Bye Bye Poppy! Yeast can be engineered to produce opiates, study shows
A team of US scientists announced Thursday that they had genetically engineered yeast to convert sugar into hydrocodone, an opioid in the same chemical family as morphine, in just three to five days. Their work was published in the journal Science.
World Health Organization estimates show that 5.5 billion people suffer from pain and have limited or no access to relief, so the development could find significant application in the future.
“This is the most complicated chemical synthesis ever engineered in yeast,” said senior author Christina Smolke, an associate professor of bioengineering at Stanford, in a statement.
Smolke’s team “found and fine-tuned snippets of DNA from other plants, bacteria and even rats,” which produce enzymes necessary for the yeast cells to convert sugar into hydrocodone, a compound that deactivates pain receptors in the brain.
The discovery is an important step toward engineering painkillers from yeast, but it’s just the beginning as the team had to use 4,400 gallons of yeast to create a single dose of painkiller.

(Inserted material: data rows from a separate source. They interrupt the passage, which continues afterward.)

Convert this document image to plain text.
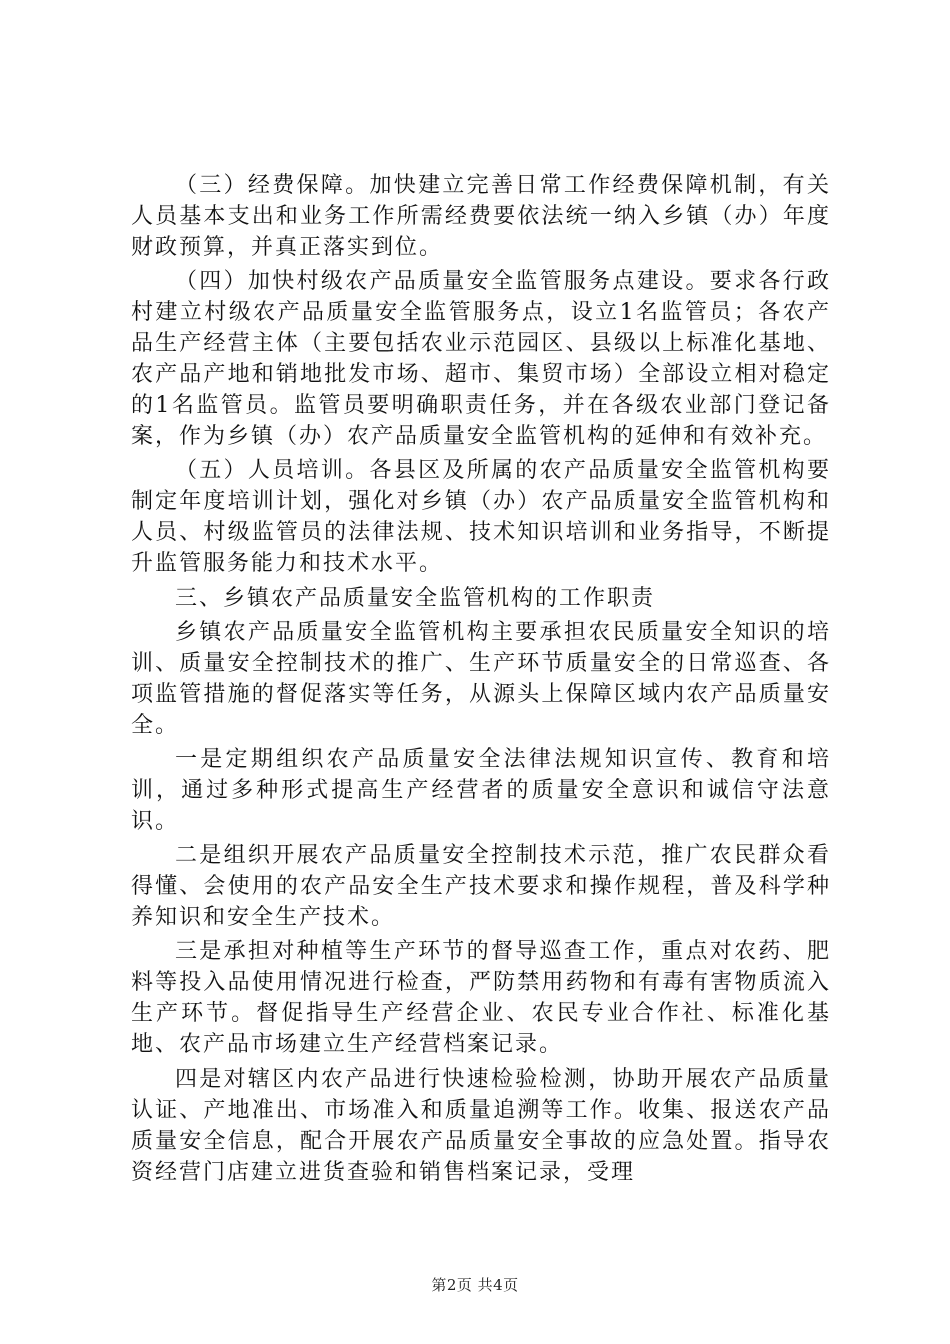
（三）经费保障。加快建立完善日常工作经费保障机制，有关人员基本支出和业务工作所需经费要依法统一纳入乡镇（办）年度财政预算，并真正落实到位。

（四）加快村级农产品质量安全监管服务点建设。要求各行政村建立村级农产品质量安全监管服务点，设立1名监管员；各农产品生产经营主体（主要包括农业示范园区、县级以上标准化基地、农产品产地和销地批发市场、超市、集贸市场）全部设立相对稳定的1名监管员。监管员要明确职责任务，并在各级农业部门登记备案，作为乡镇（办）农产品质量安全监管机构的延伸和有效补充。

（五）人员培训。各县区及所属的农产品质量安全监管机构要制定年度培训计划，强化对乡镇（办）农产品质量安全监管机构和人员、村级监管员的法律法规、技术知识培训和业务指导，不断提升监管服务能力和技术水平。

三、乡镇农产品质量安全监管机构的工作职责

乡镇农产品质量安全监管机构主要承担农民质量安全知识的培训、质量安全控制技术的推广、生产环节质量安全的日常巡查、各项监管措施的督促落实等任务，从源头上保障区域内农产品质量安全。

一是定期组织农产品质量安全法律法规知识宣传、教育和培训，通过多种形式提高生产经营者的质量安全意识和诚信守法意识。

二是组织开展农产品质量安全控制技术示范，推广农民群众看得懂、会使用的农产品安全生产技术要求和操作规程，普及科学种养知识和安全生产技术。

三是承担对种植等生产环节的督导巡查工作，重点对农药、肥料等投入品使用情况进行检查，严防禁用药物和有毒有害物质流入生产环节。督促指导生产经营企业、农民专业合作社、标准化基地、农产品市场建立生产经营档案记录。

四是对辖区内农产品进行快速检验检测，协助开展农产品质量认证、产地准出、市场准入和质量追溯等工作。收集、报送农产品质量安全信息，配合开展农产品质量安全事故的应急处置。指导农资经营门店建立进货查验和销售档案记录，受理

第2页 共4页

“The techniques we developed and demonstrate for opioid pain relievers can be adapted to produce many plant-derived compounds to fight cancers, infectious diseases and chronic conditions such as high blood pressure and arthritis,” Smolke said.
Opiates like heroin and morphine are made from opium poppies typically grown in places like Australia, Europe and the Middle East. Researchers say it can take a year to produce a batch of medicine from poppy plants, which are harvested, processed, and shipped to pharmaceutical factories where the active drug molecules can be extracted and refined. As farming is the sole source of these important painkillers, supplies can be jeopardized by crop failures due to inclement weather or pests.
“When we started work a decade ago, many experts thought it would be impossible to engineer yeast to replace the entire farm-to-factory process,” said Smolke.
Still, Smolke and her team said the new process for making opioid painkillers could raise concerns about increasing the potential for opioid abuse, which has become a problem in the US.
Stanford holds the patents for the technology, but Smolke and members of her research team have formed a company.